Furry Tanks

“The way we’ve managed these properties, the wildlife numbers are as good as they’ve ever been, perhaps rivaling what Lewis and Clark saw -- other than bison,” says Leo Barthelmess Jr., who keeps 610 cattle and 700 sheep on 24,700 acres 32 miles southeast of Malta, the main town in Phillips County, where much of the Prairie Reserve’s land is located.

Bison, as far as Barthelmess is concerned, are furry, fence-busting, brucellosis-spreading tanks. (Brucellosis being a bacterial infection that causes abortion or premature calving in infected cattle.) “In order to build their 3-to-4-million-acre vision, I can’t live here,” he says.

Poole helped start the Ranchers Stewardship Alliance, which promotes wildlife-friendly fences, the preservation of sage grouse habitat and other conservation efforts.

“This landscape was broken in the Dust Bowl of the 1930s,” Poole says. “Ranchers and the Soil Conservation Service worked and brought this prairie back. It’s not pristine; it’s restored. It doesn’t need to be saved from ranchers; it was already saved by ranchers.”

Tempting Cash

Poole says she suspects the Prairie Reserve’s cash will prove too tempting for other ranchers to turn down.

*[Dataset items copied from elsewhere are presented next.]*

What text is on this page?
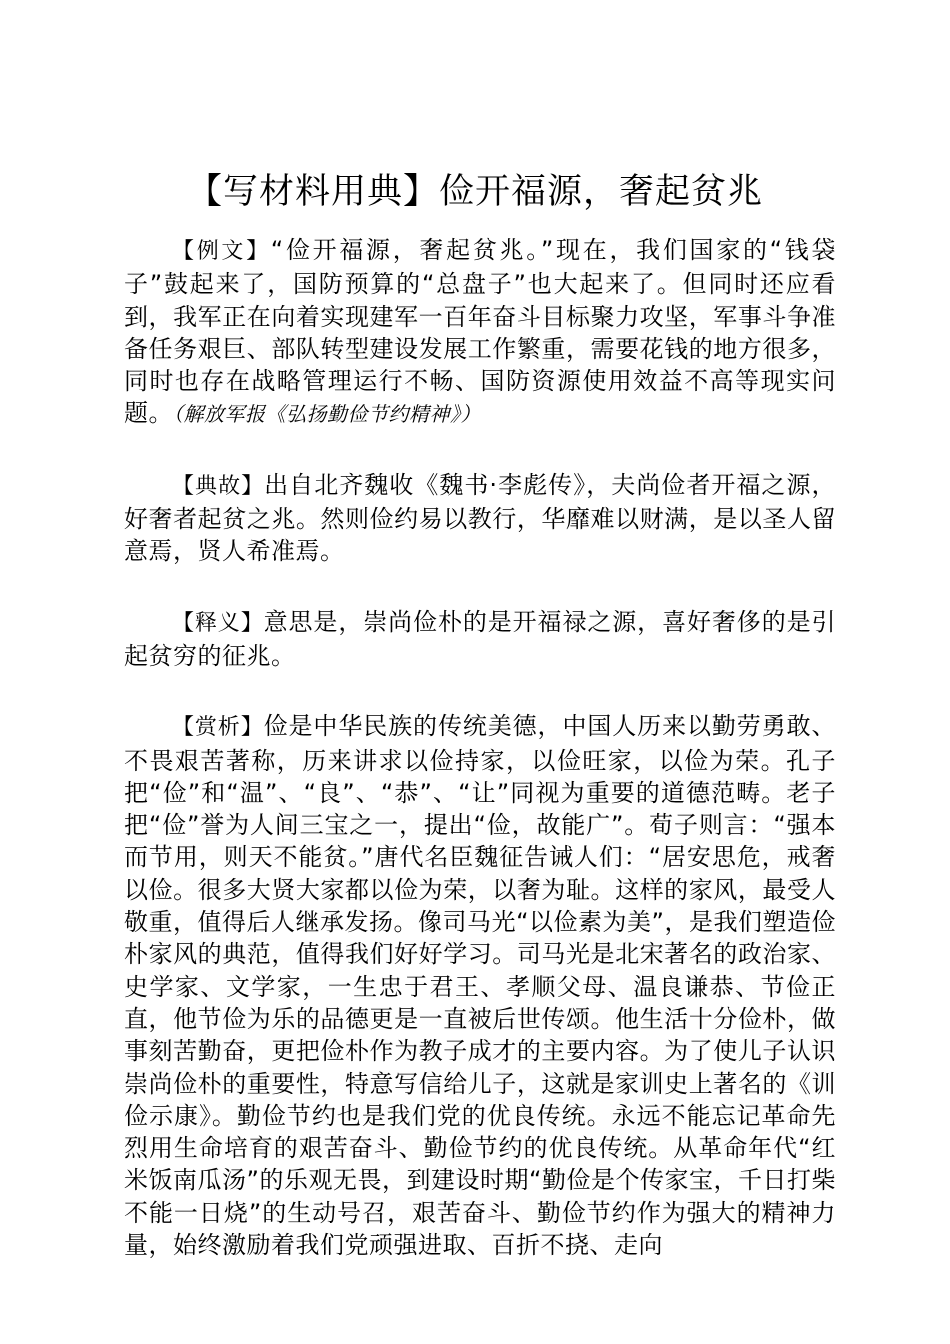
【写材料用典】俭开福源，奢起贫兆

【例文】“俭开福源，奢起贫兆。”现在，我们国家的“钱袋子”鼓起来了，国防预算的“总盘子”也大起来了。但同时还应看到，我军正在向着实现建军一百年奋斗目标聚力攻坚，军事斗争准备任务艰巨、部队转型建设发展工作繁重，需要花钱的地方很多，同时也存在战略管理运行不畅、国防资源使用效益不高等现实问题。（解放军报《弘扬勤俭节约精神》）

【典故】出自北齐魏收《魏书·李彪传》，夫尚俭者开福之源，好奢者起贫之兆。然则俭约易以教行，华靡难以财满，是以圣人留意焉，贤人希准焉。

【释义】意思是，崇尚俭朴的是开福禄之源，喜好奢侈的是引起贫穷的征兆。

【赏析】俭是中华民族的传统美德，中国人历来以勤劳勇敢、不畏艰苦著称，历来讲求以俭持家，以俭旺家，以俭为荣。孔子把“俭”和“温”、“良”、“恭”、“让”同视为重要的道德范畴。老子把“俭”誉为人间三宝之一，提出“俭，故能广”。荀子则言：“强本而节用，则天不能贫。”唐代名臣魏征告诫人们：“居安思危，戒奢以俭。很多大贤大家都以俭为荣，以奢为耻。这样的家风，最受人敬重，值得后人继承发扬。像司马光“以俭素为美”，是我们塑造俭朴家风的典范，值得我们好好学习。司马光是北宋著名的政治家、史学家、文学家，一生忠于君王、孝顺父母、温良谦恭、节俭正直，他节俭为乐的品德更是一直被后世传颂。他生活十分俭朴，做事刻苦勤奋，更把俭朴作为教子成才的主要内容。为了使儿子认识崇尚俭朴的重要性，特意写信给儿子，这就是家训史上著名的《训俭示康》。勤俭节约也是我们党的优良传统。永远不能忘记革命先烈用生命培育的艰苦奋斗、勤俭节约的优良传统。从革命年代“红米饭南瓜汤”的乐观无畏，到建设时期“勤俭是个传家宝，千日打柴不能一日烧”的生动号召，艰苦奋斗、勤俭节约作为强大的精神力量，始终激励着我们党顽强进取、百折不挠、走向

“It’s really hard for some people to resist that much money,” she says. “Most of these people are land rich and cash poor.”

The organization doesn’t disclose how much it pays for property, but rancher Vicki Olson says it’s paid as much as $2,000 an acre, whereas the going rate is typically a quarter of that.

“They want it big, and we have to be gone if they want thousands of buffalo running free,” says Olson, who keeps 500 head of Black Angus cattle on 20,000 acres of private and government-leased land 30 miles south of Malta. “There ain’t room for the both of us.”